GDPR’s Impact on LinkedIn Marketing
Insight partnered with GDPR experts at BusinessBrew to host the "Marketing Tactics in the Age of GDPR" webinar, which you can watch here. In this post, co-founder of BusinessBrew, Nikita Smits-Jorgensen, provides clarity on what's acceptable marketing and selling on LinkedIn under the regulation. BusinessBrew is certified by Certified Information Privacy Professional Europe through the IAPP under the ISO standard 17024:2012. That being said, all suggestions and advice given here are simply our interpretation of the potential impact of GDPR regulations. You should either use this post as part of your own research, checking the content of the new regulations yourself in order to draw your own conclusions, or seek out qualified legal assistance to ensure you are compliant with the impending regulations.
GDPR is coming into full effect on May 25th 2018. By this date your sales and marketing funnels have to be fully compliant and you need to be aware of how you can generate leads going forward. Many believe that cold outreach completely dies as a practice under the GDPR, and that LinkedIn will not be part of your business development anymore. That’s not true, if you do it right.
Spamming and scraping will be no more
Let’s start off with what you can’t do under the GDPR when it comes to LinkedIn (or similar tools and tactics). It is not okay to scrape email addresses manually or through automation, add these into your CRM and start sending out marketing emails. Full stop. No wiggle room.
The GDPR is asking us to handle personal data with respect. Communication should be in proportion and fall within reasonable expectation of the data subject (aka the person you want to market to). It doesn’t fall into anyone's expectation that by simply having a LinkedIn profile, that your email will be scraped and added to a marketing database for promotional purposes. Conversion rates are never great from these type of emailS anyway..
And let’s be honest, it’s just good marketing not to do this.
Adding value and showing respect for data
Inbound marketers and salespeople want to add value to their prospects buyer’s journey. This is what drives conversion. The GDPR is not here to stop us from doing that, it is asking is that we show respect for data (*disclaimer: a very simplified summary of the legislation!*). So how can we do this on LinkedIn?
- Research the right people to contact
- Reach out through LinkedIn by connecting and sending a notification within the platform
- Ensure any InMail or message sent on LinkedIn is personal and adds value to the person being contacted
- Communicated one-on-one on LinkedIn
- If the person we reached out to doesn’t react, move on
Sound familiar? Many of you already use LinkedIn in exactly this way for business development and here’s the good news: You can still do this after May 25th 2018.
Moving data out of LinkedIn
Many salespeople working in business development need to show their efforts based on potential leads contacted or if you leverage Account Based Marketing, how many accounts you have explored. This measurement is difficult when the data is not in your CRM. The GDPR even agrees with this and you may securely transfer your research from LinkedIn and other sources into your CRM. What you cannot do is add this data to any marketing email lists. Remember, all communication has to remain on LinkedIn (within reasonable expectation and in proportion). Also, be sure to have a process in place to in a timely fashion remove the data from your CRM again if the lead is not responsive.

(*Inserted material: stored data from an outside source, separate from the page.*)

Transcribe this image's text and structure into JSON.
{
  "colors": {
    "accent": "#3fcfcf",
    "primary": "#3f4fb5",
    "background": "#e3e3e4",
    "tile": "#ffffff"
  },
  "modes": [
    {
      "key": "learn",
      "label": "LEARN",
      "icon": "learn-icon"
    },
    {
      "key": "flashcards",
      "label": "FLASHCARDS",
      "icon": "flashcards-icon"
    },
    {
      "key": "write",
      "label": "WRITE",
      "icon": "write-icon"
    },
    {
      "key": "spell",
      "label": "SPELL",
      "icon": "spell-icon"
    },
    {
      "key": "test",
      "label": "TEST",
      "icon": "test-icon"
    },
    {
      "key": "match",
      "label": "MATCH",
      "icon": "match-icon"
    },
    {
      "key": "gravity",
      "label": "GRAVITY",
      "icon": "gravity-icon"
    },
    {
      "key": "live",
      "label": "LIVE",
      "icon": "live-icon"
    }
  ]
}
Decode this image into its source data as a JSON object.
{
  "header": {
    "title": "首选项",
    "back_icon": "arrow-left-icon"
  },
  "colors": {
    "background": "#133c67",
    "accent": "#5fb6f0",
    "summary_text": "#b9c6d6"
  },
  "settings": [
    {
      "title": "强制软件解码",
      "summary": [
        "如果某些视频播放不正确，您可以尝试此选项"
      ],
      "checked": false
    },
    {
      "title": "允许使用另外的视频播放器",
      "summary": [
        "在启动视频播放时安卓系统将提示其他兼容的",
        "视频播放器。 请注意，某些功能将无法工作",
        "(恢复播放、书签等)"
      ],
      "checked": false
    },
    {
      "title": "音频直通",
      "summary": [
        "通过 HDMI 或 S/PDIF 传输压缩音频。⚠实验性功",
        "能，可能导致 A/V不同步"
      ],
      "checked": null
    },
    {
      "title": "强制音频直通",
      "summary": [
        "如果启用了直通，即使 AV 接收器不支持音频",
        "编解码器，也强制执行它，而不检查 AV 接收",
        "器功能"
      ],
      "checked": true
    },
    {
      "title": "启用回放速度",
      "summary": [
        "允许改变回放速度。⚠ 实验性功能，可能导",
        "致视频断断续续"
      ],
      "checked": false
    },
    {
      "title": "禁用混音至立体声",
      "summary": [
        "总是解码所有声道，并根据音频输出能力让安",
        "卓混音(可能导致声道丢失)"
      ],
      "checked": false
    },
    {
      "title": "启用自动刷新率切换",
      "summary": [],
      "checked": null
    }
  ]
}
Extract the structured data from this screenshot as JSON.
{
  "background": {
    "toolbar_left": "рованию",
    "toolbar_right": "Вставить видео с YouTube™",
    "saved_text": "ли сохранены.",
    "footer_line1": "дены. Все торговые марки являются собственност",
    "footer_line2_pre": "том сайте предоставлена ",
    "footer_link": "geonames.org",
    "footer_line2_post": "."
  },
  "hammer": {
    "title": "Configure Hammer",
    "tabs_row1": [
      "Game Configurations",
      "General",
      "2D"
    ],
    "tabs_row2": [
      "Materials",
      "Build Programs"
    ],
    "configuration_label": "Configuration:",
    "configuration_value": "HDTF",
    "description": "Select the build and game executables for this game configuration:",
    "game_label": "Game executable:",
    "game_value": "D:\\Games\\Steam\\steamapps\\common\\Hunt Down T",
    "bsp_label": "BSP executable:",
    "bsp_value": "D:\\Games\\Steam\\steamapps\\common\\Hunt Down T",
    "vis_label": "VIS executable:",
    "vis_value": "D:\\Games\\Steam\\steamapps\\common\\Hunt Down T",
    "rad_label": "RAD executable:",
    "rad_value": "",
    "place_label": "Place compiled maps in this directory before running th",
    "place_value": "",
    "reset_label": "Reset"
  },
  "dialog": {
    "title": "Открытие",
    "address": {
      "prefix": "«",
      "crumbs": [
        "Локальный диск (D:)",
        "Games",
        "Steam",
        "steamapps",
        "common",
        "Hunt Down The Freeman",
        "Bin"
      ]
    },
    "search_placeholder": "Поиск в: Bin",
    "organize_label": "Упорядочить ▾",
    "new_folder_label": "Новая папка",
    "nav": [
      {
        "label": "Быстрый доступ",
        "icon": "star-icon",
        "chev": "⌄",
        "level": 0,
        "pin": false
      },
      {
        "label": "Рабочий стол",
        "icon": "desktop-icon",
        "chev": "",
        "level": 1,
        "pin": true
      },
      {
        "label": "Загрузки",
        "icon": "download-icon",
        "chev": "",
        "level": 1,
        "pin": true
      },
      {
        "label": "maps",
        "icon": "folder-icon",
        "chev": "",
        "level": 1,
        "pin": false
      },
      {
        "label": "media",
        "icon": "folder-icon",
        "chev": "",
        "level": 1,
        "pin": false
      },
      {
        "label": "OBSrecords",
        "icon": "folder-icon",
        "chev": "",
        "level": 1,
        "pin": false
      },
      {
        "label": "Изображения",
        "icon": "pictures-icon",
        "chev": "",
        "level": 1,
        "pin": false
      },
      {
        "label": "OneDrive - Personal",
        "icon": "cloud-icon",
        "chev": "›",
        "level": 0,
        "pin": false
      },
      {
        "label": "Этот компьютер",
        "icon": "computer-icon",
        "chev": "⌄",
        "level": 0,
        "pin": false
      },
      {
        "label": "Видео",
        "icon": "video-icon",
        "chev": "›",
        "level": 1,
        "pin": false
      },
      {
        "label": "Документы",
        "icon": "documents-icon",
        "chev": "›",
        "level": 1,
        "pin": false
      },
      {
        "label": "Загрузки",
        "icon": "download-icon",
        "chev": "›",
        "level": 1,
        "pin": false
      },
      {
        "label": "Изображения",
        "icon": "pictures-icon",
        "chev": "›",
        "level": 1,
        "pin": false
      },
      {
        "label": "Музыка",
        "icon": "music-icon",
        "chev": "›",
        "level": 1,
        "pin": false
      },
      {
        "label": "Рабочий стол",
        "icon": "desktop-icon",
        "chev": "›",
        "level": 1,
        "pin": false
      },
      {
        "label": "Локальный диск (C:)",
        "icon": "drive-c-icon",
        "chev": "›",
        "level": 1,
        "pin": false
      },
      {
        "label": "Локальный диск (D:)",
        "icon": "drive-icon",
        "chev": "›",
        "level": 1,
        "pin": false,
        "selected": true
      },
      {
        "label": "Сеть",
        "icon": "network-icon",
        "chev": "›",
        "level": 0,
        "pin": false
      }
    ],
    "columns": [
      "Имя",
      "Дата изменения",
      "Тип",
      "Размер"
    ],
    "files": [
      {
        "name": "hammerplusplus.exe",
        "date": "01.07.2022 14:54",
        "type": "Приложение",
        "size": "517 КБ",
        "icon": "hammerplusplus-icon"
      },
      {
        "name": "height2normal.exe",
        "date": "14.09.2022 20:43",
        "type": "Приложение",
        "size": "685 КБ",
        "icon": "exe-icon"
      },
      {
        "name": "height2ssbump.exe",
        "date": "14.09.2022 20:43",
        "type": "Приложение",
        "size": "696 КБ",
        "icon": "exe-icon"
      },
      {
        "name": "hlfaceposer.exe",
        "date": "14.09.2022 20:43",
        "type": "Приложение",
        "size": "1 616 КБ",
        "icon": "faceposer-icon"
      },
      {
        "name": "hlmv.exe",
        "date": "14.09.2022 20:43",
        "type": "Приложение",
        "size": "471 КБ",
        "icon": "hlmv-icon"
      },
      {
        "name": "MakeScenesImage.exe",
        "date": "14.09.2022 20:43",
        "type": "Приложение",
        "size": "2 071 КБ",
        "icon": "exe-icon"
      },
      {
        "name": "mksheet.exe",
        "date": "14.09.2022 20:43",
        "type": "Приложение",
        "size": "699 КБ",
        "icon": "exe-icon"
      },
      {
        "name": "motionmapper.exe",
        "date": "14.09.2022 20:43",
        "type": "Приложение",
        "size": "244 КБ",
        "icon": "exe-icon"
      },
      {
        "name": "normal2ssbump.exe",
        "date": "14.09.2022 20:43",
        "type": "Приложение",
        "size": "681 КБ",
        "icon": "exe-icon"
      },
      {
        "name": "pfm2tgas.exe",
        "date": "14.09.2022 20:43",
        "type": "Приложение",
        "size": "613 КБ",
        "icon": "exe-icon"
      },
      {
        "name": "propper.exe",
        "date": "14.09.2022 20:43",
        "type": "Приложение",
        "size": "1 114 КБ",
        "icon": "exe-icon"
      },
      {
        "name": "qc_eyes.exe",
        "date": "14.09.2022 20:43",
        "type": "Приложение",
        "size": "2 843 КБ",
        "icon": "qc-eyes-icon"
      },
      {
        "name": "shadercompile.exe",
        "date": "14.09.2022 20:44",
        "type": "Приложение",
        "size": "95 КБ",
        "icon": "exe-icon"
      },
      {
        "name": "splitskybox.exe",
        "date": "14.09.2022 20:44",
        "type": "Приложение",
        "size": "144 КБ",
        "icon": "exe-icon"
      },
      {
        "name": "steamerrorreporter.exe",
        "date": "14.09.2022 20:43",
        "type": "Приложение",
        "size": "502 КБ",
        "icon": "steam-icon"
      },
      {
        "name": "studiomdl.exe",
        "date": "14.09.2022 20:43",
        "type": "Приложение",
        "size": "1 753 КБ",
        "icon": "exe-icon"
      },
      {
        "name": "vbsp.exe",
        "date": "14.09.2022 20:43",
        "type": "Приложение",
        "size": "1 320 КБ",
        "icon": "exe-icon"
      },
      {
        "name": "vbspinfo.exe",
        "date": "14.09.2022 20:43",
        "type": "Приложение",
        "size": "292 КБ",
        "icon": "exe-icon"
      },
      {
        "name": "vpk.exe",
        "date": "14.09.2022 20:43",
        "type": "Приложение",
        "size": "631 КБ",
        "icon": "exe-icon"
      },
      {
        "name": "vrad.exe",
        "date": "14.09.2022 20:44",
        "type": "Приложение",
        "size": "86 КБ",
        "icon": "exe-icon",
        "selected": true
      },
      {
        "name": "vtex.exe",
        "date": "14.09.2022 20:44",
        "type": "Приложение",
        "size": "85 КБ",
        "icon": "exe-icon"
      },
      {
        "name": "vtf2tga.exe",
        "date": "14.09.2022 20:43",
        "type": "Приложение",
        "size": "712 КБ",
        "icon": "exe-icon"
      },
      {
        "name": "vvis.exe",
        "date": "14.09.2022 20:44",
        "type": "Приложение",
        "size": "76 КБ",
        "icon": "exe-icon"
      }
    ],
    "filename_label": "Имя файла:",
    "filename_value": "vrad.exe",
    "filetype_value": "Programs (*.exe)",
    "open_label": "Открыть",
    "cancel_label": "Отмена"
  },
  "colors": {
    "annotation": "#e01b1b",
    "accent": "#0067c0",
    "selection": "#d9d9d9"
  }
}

The reason that the communication has to be limited to one-to-one with LinkedIn is that the data subject has not given you permission to send them any marketing communication. This is where consent comes into play. Only after a person has opted-in to receiving your marketing communication can you use the data for this purpose.
A great way of achieving this is by adding some of your great downloadable content to the conversation on LinkedIn. Drive the person to a landing page where they complete a GDPR compliant form.
Should a person suggest moving the conversation from LinkedIn to email, you can absolutely now email them. Remember, it has to stay within reasonable expectation and in proportion. So you can email them, one-to-one, and keep the conversation going. You still cannot enter them to your marketing email lists.
On occasion, you might have a person that you are communicating with one-to-one who asks to be added to your newsletter or other marketing emails. Great! Under the GDPR it is up to you to prove consent. This means taking a screenshot of the request and adding this to your CRM as proof. If the person says it in a phone conversation, you either need to be able to record the conversation and again store it or ask them to complete a form and opt-in. Most people appreciate this level of data respect and will happily do this.
Your 2018 marketing and sales plan
If you haven’t started yet, it’s high time to evaluate your 2018 marketing and sales plan to ensure that all your processes are compliant including your business development on LinkedIn.
Ensure you educate your sales team today on the GDPR and how to treat data going forward. Update your lists and CRM to be able to distinguish without fail between someone who has consented to receiving data and someone who has not. Rollout a plan of how you can still communicate with customers even without consent.
If you are unsure what practices will be compliant and which won’t, engage experts to help you understand the legislation and what it means in practice.